Nature, or: Having Dinner with Four Men on a Saturday in February



1 Washington Square North, NY, NY 10003

Neighborhood: West Village

They are like a set of bees fighting over a flower. The waitress waits as long as she can before taking our orders because she knows there is an order to everything, that I was the sort of homecoming queen who slept with half the football team before a Saturday night game. Used as I am to this sort of attention, I order a glass of wine because my Ativan is too far down in the bag and I have already been underneath the table pretending to go down on someone.

What devotion does to me: I tell the story about my sister’s friend’s girlfriend committing suicide the day of her wedding, how he arrived crying and, by the end of the night, had ended up kissing two women. “Love is what you make of it,” I say at one point, when the object of my attention is looking down. It’s funny how love fills you with clichés, how all you can think when you’re falling for someone is, “I hear there is a storm headed our way.”

“A woman is raped every two minutes in the United States,” I announce, because I have never let one thing go, and Oliver, who is seated between Thomas and me, says he had the artichoke ravioli the last time he was here and that it was delicious. “I think Vice President Cheney is going to shoot someone in a hunting accident tomorrow,” I proclaim to the table at large, and you can hear the snow settling on the sidewalk outside.

Later, at Thomas’s apartment in the West Village, I sit next to someone’s wife who is a famous model while the man I am falling in love with plays songs on the television and I fall asleep because I am drunk on lithium and red wine and I can’t stand one more minute obsessing over how many women have been raped since we parked the rental car on the street outside the model and her husband’s apartment with its three security cameras monitoring the same square inch.
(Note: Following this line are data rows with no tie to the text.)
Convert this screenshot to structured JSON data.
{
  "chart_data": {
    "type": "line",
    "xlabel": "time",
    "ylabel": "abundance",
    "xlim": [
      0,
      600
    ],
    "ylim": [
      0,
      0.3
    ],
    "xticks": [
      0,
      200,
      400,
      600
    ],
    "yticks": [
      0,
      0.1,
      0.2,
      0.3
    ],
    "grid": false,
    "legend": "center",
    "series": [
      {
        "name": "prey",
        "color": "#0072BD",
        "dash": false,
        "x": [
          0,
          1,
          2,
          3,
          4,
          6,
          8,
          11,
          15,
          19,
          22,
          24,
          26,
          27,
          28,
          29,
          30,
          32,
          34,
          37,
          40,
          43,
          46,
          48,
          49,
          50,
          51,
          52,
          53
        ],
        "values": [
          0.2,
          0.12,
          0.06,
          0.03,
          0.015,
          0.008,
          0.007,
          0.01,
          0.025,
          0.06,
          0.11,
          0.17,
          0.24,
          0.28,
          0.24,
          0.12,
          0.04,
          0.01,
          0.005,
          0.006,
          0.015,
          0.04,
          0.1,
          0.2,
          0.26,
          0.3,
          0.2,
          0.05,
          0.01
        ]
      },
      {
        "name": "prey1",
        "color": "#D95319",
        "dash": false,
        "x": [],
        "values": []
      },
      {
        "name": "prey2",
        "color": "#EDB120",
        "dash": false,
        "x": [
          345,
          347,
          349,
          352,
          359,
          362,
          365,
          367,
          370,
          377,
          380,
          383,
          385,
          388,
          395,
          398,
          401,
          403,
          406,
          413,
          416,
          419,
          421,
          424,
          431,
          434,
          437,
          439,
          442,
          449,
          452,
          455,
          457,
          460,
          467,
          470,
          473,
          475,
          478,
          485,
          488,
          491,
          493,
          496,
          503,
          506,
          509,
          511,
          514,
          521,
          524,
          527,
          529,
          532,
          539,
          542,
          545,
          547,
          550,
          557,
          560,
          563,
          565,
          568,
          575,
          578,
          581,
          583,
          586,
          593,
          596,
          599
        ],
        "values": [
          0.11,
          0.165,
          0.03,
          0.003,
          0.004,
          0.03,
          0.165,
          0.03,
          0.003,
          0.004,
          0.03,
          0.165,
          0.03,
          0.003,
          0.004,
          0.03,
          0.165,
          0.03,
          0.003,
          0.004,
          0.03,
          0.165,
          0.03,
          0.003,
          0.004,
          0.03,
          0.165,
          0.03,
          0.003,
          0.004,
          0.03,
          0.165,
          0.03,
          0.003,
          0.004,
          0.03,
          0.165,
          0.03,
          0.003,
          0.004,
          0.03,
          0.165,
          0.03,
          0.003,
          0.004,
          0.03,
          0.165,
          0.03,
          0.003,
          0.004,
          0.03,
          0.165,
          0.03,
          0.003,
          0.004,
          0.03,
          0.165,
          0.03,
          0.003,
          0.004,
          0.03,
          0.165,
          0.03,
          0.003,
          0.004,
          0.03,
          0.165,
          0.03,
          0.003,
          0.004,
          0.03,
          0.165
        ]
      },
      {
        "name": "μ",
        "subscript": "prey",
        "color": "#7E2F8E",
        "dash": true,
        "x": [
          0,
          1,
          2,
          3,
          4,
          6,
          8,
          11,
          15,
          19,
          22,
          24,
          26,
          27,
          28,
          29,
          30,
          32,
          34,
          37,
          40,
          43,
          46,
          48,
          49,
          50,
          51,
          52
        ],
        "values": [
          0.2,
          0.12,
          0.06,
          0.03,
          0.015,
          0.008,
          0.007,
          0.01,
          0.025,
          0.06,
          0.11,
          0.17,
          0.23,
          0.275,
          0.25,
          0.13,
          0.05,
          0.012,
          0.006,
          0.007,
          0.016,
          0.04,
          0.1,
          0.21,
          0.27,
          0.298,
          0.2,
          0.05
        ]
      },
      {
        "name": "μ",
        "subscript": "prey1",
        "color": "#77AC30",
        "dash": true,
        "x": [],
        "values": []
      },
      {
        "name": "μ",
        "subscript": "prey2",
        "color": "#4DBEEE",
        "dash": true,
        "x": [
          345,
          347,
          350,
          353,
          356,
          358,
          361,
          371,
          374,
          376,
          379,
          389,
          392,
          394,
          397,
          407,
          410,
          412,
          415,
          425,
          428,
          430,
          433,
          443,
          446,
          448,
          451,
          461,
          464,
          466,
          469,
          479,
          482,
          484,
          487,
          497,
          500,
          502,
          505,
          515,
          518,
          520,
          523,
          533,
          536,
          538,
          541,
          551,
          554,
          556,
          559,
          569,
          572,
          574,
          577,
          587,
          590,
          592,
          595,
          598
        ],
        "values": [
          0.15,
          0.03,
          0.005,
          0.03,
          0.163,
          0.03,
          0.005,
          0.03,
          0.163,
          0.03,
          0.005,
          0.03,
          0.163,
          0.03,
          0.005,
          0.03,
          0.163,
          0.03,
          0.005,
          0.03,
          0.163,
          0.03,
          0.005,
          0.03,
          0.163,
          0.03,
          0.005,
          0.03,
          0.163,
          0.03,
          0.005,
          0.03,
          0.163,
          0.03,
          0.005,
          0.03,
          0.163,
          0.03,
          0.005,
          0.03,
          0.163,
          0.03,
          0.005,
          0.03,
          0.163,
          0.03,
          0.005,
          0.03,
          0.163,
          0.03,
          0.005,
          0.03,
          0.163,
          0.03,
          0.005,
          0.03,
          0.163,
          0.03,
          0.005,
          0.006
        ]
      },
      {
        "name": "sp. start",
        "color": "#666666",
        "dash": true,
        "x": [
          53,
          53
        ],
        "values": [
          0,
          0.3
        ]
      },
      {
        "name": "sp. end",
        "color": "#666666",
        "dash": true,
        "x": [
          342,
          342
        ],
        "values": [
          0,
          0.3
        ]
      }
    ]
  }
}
Words are lodged in my mouth like sores and I am tired of being in everyone’s bed, tired of men finding my hair on their pillow in the morning when their wives are in the bathroom brushing their teeth. What I want to say is this: the flower you just bought for three dollars in Washington Square Park will be the one to wind up at the Rape Crisis Center a few days from now, its back broken where the man pulled it from the earth because he got paid for however many he picked and because there were other men, bent over, doing the same thing. I once saw a woman selling paintings that reminded me of them, swollen shapes on their knees before beauty. From where I stood on the street, it looked like they were praying, but I have enough experience with the human race to know better.

When tomorrow comes and it turns out that what I said about Vice President Cheney is true, none of the men I went to dinner with will talk to me. I call a few friends who don’t have any idea of what I’ve turned into, the ones who remember me as the girl who always kept on her clothes. They reassure me for a few minutes or hours, make me feel like a bar of soap would, but when I hang up the phone the room is drenched in that same red light and I am holding the photograph I had my roommate take of me last night because I was wearing cheap lingerie and I was still drunk on all that desire.